Shortcircuit .. its now Saturday night and I have had a few nippy sweeties too so I understand you perfectly :lol: :lol: :lol:


----------



## 88797 (May 9, 2005)

try this one:

caravan breakers


----------



## travellingmomma (May 4, 2014)

2014 and still having problems sourcing a bathroom to fit a compass drifter - sometimes wish I had a caravan :?


----------



## Grizzly (May 9, 2005)

travellingmomma said:


> 2014 and still having problems sourcing a bathroom to fit a compass drifter - sometimes wish I had a caravan :?


Have you tried:

http://www.caravanbreakers.net/

We had good service from the above for a water pump. They do break and service motorhomes as well as selling new accessories and are helpful on the phone.Not the same people as the original link you were given in 2007. Incidentally, don't try that link: I did and got back the message that a high risk site was trying to gain access to my computer.

G

Edit to add bathroom link:

http://www.caravanbreakers.net/www.caravanbreakers.net/info.php?p=9&cat=185225


----------



## travellingmomma (May 4, 2014)

Thanks for that one Grizzly - just about to go and have a better look but it looks promising


----------



## rosalan (Aug 24, 2009)

Warning... I just used the site http://www.caravanbreakersnationwide.co.uk/ posted earlier and got some much unwanted spam.
(Yes I do have filters)


----------



## jarcadia (May 1, 2005)

We can recommend the breakers at Blaenavon, huge place, and friendly staff. 
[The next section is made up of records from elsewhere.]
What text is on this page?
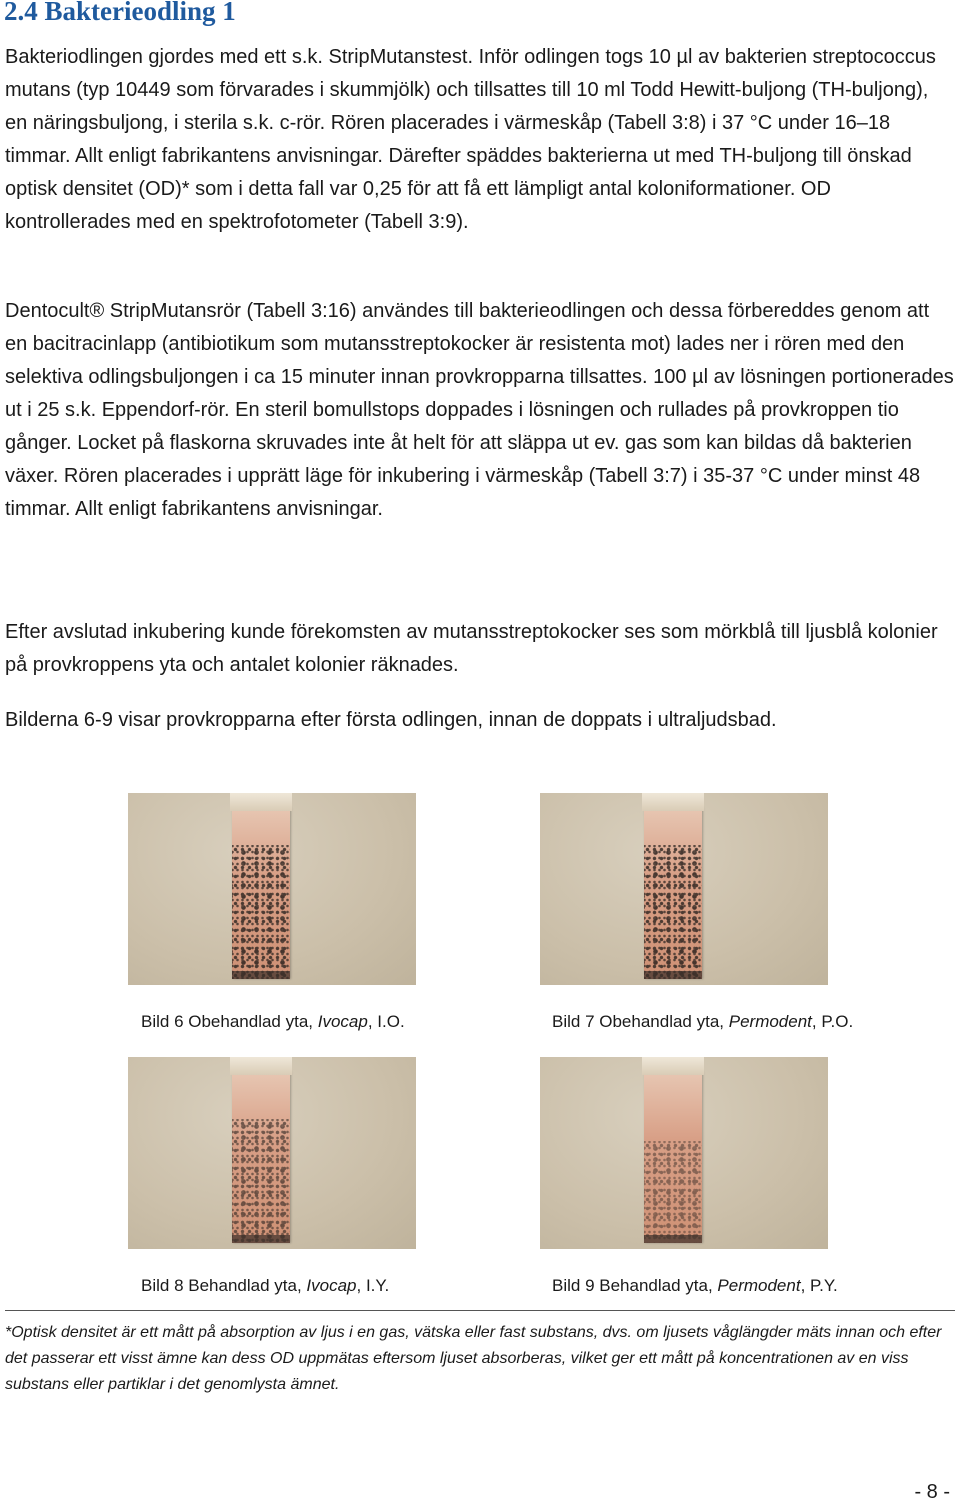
2.4 Bakterieodling 1

Bakteriodlingen gjordes med ett s.k. StripMutanstest. Inför odlingen togs 10 µl av bakterien streptococcus mutans (typ 10449 som förvarades i skummjölk) och tillsattes till 10 ml Todd Hewitt-buljong (TH-buljong), en näringsbuljong, i sterila s.k. c-rör. Rören placerades i värmeskåp (Tabell 3:8) i 37 °C under 16–18 timmar. Allt enligt fabrikantens anvisningar. Därefter späddes bakterierna ut med TH-buljong till önskad optisk densitet (OD)* som i detta fall var 0,25 för att få ett lämpligt antal koloniformationer. OD kontrollerades med en spektrofotometer (Tabell 3:9).

Dentocult® StripMutansrör (Tabell 3:16) användes till bakterieodlingen och dessa förbereddes genom att en bacitracinlapp (antibiotikum som mutansstreptokocker är resistenta mot) lades ner i rören med den selektiva odlingsbuljongen i ca 15 minuter innan provkropparna tillsattes. 100 µl av lösningen portionerades ut i 25 s.k. Eppendorf-rör. En steril bomullstops doppades i lösningen och rullades på provkroppen tio gånger. Locket på flaskorna skruvades inte åt helt för att släppa ut ev. gas som kan bildas då bakterien växer. Rören placerades i upprätt läge för inkubering i värmeskåp (Tabell 3:7) i 35-37 °C under minst 48 timmar. Allt enligt fabrikantens anvisningar.

Efter avslutad inkubering kunde förekomsten av mutansstreptokocker ses som mörkblå till ljusblå kolonier på provkroppens yta och antalet kolonier räknades.

Bilderna 6-9 visar provkropparna efter första odlingen, innan de doppats i ultraljudsbad.

Bild 6 Obehandlad yta, Ivocap, I.O.	Bild 7 Obehandlad yta, Permodent, P.O.

Bild 8 Behandlad yta, Ivocap, I.Y.	Bild 9 Behandlad yta, Permodent, P.Y.

*Optisk densitet är ett mått på absorption av ljus i en gas, vätska eller fast substans, dvs. om ljusets våglängder mäts innan och efter det passerar ett visst ämne kan dess OD uppmätas eftersom ljuset absorberas, vilket ger ett mått på koncentrationen av en viss substans eller partiklar i det genomlysta ämnet.

- 8 -
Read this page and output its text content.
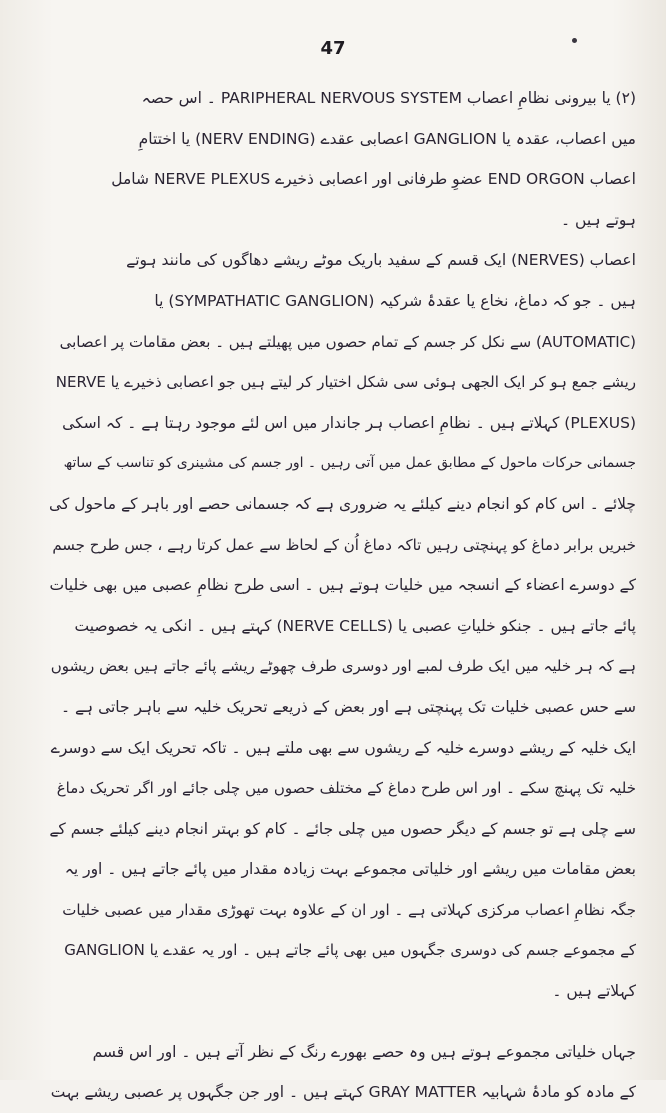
47
(۲) یا بیرونی نظامِ اعصاب PARIPHERAL NERVOUS SYSTEM ۔ اس حصہ
میں اعصاب، عقدہ یا GANGLION اعصابی عقدے (NERV ENDING) یا اختتامِ
اعصاب END ORGON عضوِ طرفانی اور اعصابی ذخیرے NERVE PLEXUS شامل
ہوتے ہیں ۔
اعصاب (NERVES) ایک قسم کے سفید باریک موٹے ریشے دھاگوں کی مانند ہوتے
ہیں ۔ جو کہ دماغ، نخاع یا عقدۂ شرکیہ (SYMPATHATIC GANGLION) یا
(AUTOMATIC) سے نکل کر جسم کے تمام حصوں میں پھیلتے ہیں ۔ بعض مقامات پر اعصابی
ریشے جمع ہو کر ایک الجھی ہوئی سی شکل اختیار کر لیتے ہیں جو اعصابی ذخیرے یا NERVE
(PLEXUS) کہلاتے ہیں ۔ نظامِ اعصاب ہر جاندار میں اس لئے موجود رہتا ہے ۔ کہ اسکی
جسمانی حرکات ماحول کے مطابق عمل میں آتی رہیں ۔ اور جسم کی مشینری کو تناسب کے ساتھ
چلائے ۔ اس کام کو انجام دینے کیلئے یہ ضروری ہے کہ جسمانی حصے اور باہر کے ماحول کی
خبریں برابر دماغ کو پہنچتی رہیں تاکہ دماغ اُن کے لحاظ سے عمل کرتا رہے ، جس طرح جسم
کے دوسرے اعضاء کے انسجہ میں خلیات ہوتے ہیں ۔ اسی طرح نظامِ عصبی میں بھی خلیات
پائے جاتے ہیں ۔ جنکو خلیاتِ عصبی یا (NERVE CELLS) کہتے ہیں ۔ انکی یہ خصوصیت
ہے کہ ہر خلیہ میں ایک طرف لمبے اور دوسری طرف چھوٹے ریشے پائے جاتے ہیں بعض ریشوں
سے حس عصبی خلیات تک پہنچتی ہے اور بعض کے ذریعے تحریک خلیہ سے باہر جاتی ہے ۔
ایک خلیہ کے ریشے دوسرے خلیہ کے ریشوں سے بھی ملتے ہیں ۔ تاکہ تحریک ایک سے دوسرے
خلیہ تک پہنچ سکے ۔ اور اس طرح دماغ کے مختلف حصوں میں چلی جائے اور اگر تحریک دماغ
سے چلی ہے تو جسم کے دیگر حصوں میں چلی جائے ۔ کام کو بہتر انجام دینے کیلئے جسم کے
بعض مقامات میں ریشے اور خلیاتی مجموعے بہت زیادہ مقدار میں پائے جاتے ہیں ۔ اور یہ
جگہ نظامِ اعصاب مرکزی کہلاتی ہے ۔ اور ان کے علاوہ بہت تھوڑی مقدار میں عصبی خلیات
کے مجموعے جسم کی دوسری جگہوں میں بھی پائے جاتے ہیں ۔ اور یہ عقدے یا GANGLION
کہلاتے ہیں ۔
جہاں خلیاتی مجموعے ہوتے ہیں وہ حصے بھورے رنگ کے نظر آتے ہیں ۔ اور اس قسم
کے مادہ کو مادۂ شہابیہ GRAY MATTER کہتے ہیں ۔ اور جن جگہوں پر عصبی ریشے بہت
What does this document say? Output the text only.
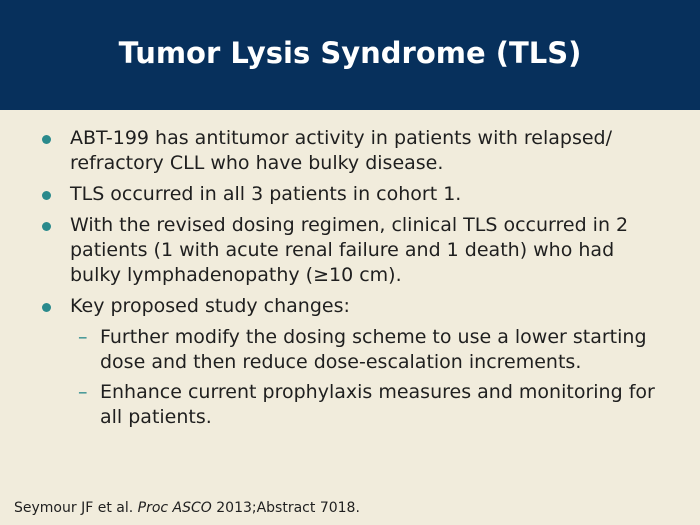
Tumor Lysis Syndrome (TLS)
ABT-199 has antitumor activity in patients with relapsed/ refractory CLL who have bulky disease.
TLS occurred in all 3 patients in cohort 1.
With the revised dosing regimen, clinical TLS occurred in 2 patients (1 with acute renal failure and 1 death) who had bulky lymphadenopathy (≥10 cm).
Key proposed study changes:
– Further modify the dosing scheme to use a lower starting dose and then reduce dose-escalation increments.
– Enhance current prophylaxis measures and monitoring for all patients.
Seymour JF et al. Proc ASCO 2013;Abstract 7018.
While there it's worth a visit to The Big Pit almost next door, open -air museum and a trip down a coal mine, kids love it and it's free!


----------



## travellingmomma (May 4, 2014)

Going to give them a call tomorrow and see if they can help. We did a family trip to Big Pit a few years ago - loved it but not sure I should have gone down the pit (good job I had my granddaughter with me, we held each others hands 8O )


----------